夜晚的来财县依旧热闹,到处都是一种放荡不羁的市井生气。
此刻,一座石桥上充满了烟火气。
若陈坤在此,定能认出这里正是上次张老道摆摊算命的那座石桥。
桥下河水汩汩流淌,不知疲倦。
桥上已不见张老道的身影,却多了一个卖烤花生的小摊。
炭火滋滋作响,烟气袅袅。
虽已入夜天凉,摊主却只穿了件白色工字背心,露出上半身线条分明、垒块清晰的肌肉。
烤架上的炭火正旺,烟气混着油香一股股往上冒。
摊主抬手擦汗时,手臂和肩膀的“疙瘩”时不时贲起。
透过烟火,可以看清摊主一头板寸发型,还戴着一副墨镜,正专注地给面前一串串花生米刷着调料。

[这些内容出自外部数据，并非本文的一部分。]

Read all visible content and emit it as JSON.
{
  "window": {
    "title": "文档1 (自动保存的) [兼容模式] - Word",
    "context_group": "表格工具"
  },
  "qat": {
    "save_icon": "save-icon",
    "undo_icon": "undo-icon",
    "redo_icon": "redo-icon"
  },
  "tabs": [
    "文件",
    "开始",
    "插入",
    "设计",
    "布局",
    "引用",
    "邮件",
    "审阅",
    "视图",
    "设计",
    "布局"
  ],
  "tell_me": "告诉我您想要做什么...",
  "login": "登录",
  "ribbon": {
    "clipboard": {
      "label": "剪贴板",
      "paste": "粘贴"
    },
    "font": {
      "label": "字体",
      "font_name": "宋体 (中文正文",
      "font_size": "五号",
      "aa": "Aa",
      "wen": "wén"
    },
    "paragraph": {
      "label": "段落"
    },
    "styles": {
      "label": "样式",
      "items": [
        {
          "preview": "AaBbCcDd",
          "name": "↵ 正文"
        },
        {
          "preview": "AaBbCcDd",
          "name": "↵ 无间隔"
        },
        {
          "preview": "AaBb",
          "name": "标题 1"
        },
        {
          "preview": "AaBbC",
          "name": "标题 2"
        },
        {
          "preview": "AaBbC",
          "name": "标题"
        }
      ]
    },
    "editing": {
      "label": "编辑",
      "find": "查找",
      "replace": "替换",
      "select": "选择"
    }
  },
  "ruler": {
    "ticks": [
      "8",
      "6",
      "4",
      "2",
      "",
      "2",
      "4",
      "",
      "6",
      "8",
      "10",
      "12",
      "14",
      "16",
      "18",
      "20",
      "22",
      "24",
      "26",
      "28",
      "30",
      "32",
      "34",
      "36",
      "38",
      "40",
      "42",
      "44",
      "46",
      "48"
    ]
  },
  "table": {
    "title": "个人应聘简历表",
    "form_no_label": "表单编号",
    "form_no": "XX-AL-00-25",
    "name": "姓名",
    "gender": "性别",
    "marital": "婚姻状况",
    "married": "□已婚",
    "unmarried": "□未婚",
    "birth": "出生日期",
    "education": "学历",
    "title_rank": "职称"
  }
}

新奇的是,摊主烤的花生米,颗颗饱满如橄榄大小,还被细心串成了串,正在炭火上被烤得微微焦黄,滋滋冒油。
桥面上,两个精壮汉子正在练活儿。
一个背着另一个,底下那个扎着马步,脖子和后背的筋肉绷得铁硬,一步一坑地往前挪。
背上那个汉子也没闲着,腰背弓着暗暗使着劲。
两人贴得死紧,像一块夯土,喘着粗气,慢吞吞却劲儿道十足地往前拱。
还有一群骑着鸵鸟的大妈你追我赶,笑声嘹亮。
忽然,一股奇特的焦香混着调料味弥散开来,瞬间抓住了许多路人的鼻子,引得他们循着香味围拢过来。
“呦,这小哥,挺有男人味儿的嘛。”一位大妈利落地跳下鸵鸟,凑近深深吸了口气,也不知是在嗅烤花生的香味儿,还是在嗅别的什么。
另一位大妈也盯着一身腱子肉的摊主,眼神发亮。
“小伙子,你是哪家的娃?阿姨我说不定认识你家亲戚哩。”
摊主一边翻动着花生串,一边抬头,墨镜后的脸似乎带着笑。
“两位小妹妹,这是退休了,晚上享受生活着呢?”
“啊?”两位大妈齐齐一愣,随即爆发出一阵洪亮的笑声。
“嘎嘎嘎!你这小伙子说话,咋嘎嘎有劲儿。”
“哈哈哈!小伙子,嘴真甜,阿姨都一把年纪了。”
两大妈说着便绕到摊子两侧,一左一右,伸手就往那摊主结实的胳膊上摸。
围观的人群顿时哄笑起来,都乐见这场面。